You know who I miss? That guy that claimed all the moon photos were faked…because they were really pictures of huge alien structures taken from far away. Now that was a bizarre conspiracy theory.
I am, he says hastily, a believer, but one argument that I’ve never seen used to prove the landing is that surely someone - or more likely - many people took photos of Apollo’s journey to the moon. Didn’t people track it on radar or something? Are there telescopes that can detect objects on the moon?
Didn’t the Australians track Apollo when the US was pointing in the wrong direction? Were they in the conspiracy, too?
Probably on that scale. But, the ESO VLTI can’t actually resolve objects ON the lunar surface for two reasons: 1) the Moon is way too bright and would overwhelm the CCD, since the interferometer is designed as an astronomical telescope, not a planetary one, and 2) since it is an interferometer and not a conventional telescope, it needs a nearby pointlike light source for calibration, something you can’t really find on the lunar surface. A star would do for this purpose, but any star near enough would no longer appear pointlike.
Even if the above weren’t true, with a one-meter resolution at the distance of the Moon, objects which are close to that minimal size would appear indistinct and any details (which would naturally be less than one meter on an object which is, itself, one meter) would be unresolved. The very best we could say is that it’s not lunar in origin, perhaps, but clearly identifying it would be impossible.
In regards to any telescope seeing something the size of a flag on the Moon (BTW, according to many experts the flag has disintigrated from sun exposure by now) I would have them look of the term ‘Dawes’ Limit’.
I guess he was sucked by the “great wash” (I could not figure out exactly what he meant by that.)
It was more that 7 years ago that on that thread he predicted that school children will read in 5 years that the Apollo missions were fakes.
[del]The moon[/del] Time is a harsh mistress.
The fact remains that he never bothered to get a hold of the NASA negatives, never realized the uselessness of blowing up low res computer images and stinks at prediction.
Apollo was constantly tracked on radar. That’s how they got their trajectory data and could figure out how and when to do midcourse correction burns. The ships’ Inertial Guidance System was really just a high-tech version of the old navigation method of de’d reckoning, and subject to the same limitations (i.e., garbage in, garbage out; and even the tiniest errors will eventually pile up enough to turn everything to worms.)
Jim Lovell, in Lost Moon, talks about a group that followed the Apollo flights with a telescope. While the third stage of the Saturn V was large enough to see, the CSM wasn’t - until the crew did a urine dump: the resulting ice cloud was visible. And these folks had a really good look at the cloud produced when 13’s O[sub]2[/sub] Tank Two blew.

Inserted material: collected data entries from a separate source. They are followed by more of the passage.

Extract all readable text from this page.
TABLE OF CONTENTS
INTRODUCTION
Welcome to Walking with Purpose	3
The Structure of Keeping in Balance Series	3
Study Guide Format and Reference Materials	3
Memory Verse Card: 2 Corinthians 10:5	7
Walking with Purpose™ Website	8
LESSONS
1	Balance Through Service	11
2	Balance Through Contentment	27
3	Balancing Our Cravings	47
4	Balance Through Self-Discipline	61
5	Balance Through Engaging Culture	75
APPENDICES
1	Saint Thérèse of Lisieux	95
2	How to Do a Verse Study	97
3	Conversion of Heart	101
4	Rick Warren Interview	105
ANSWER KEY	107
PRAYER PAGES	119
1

Didn’t someone recently launch a lunar satellite with cameras good enough to image the junk we left on the moon? Not, of course, that such photos would convince the True Unbelievers. . . .
To the best of my knowledge, there is no object on the Apollo left on the moon that can be seen with any Earth based technology. However, there is a laser reflector that was left on the surface that is still used to track the changes in distance between the earth and the moon. And the only way that got up there is if either a) the Apollo missions really happened, or b) we sent unmanned ships with advanced robotics that did not exist at the time instead.
What was suspected as being seen was some shadows from the Lander, which were much longer than the Lander itself. This was never fully confirmed as being the case.
Have a listen to the Bad Astronomer debating Bart Sibrel on a radio show. Bart claimed that nobody photographed the Apollo Rockets on their way to the Moon depsite all the telescopes.
B.A. said he found such images with a simple Google image search.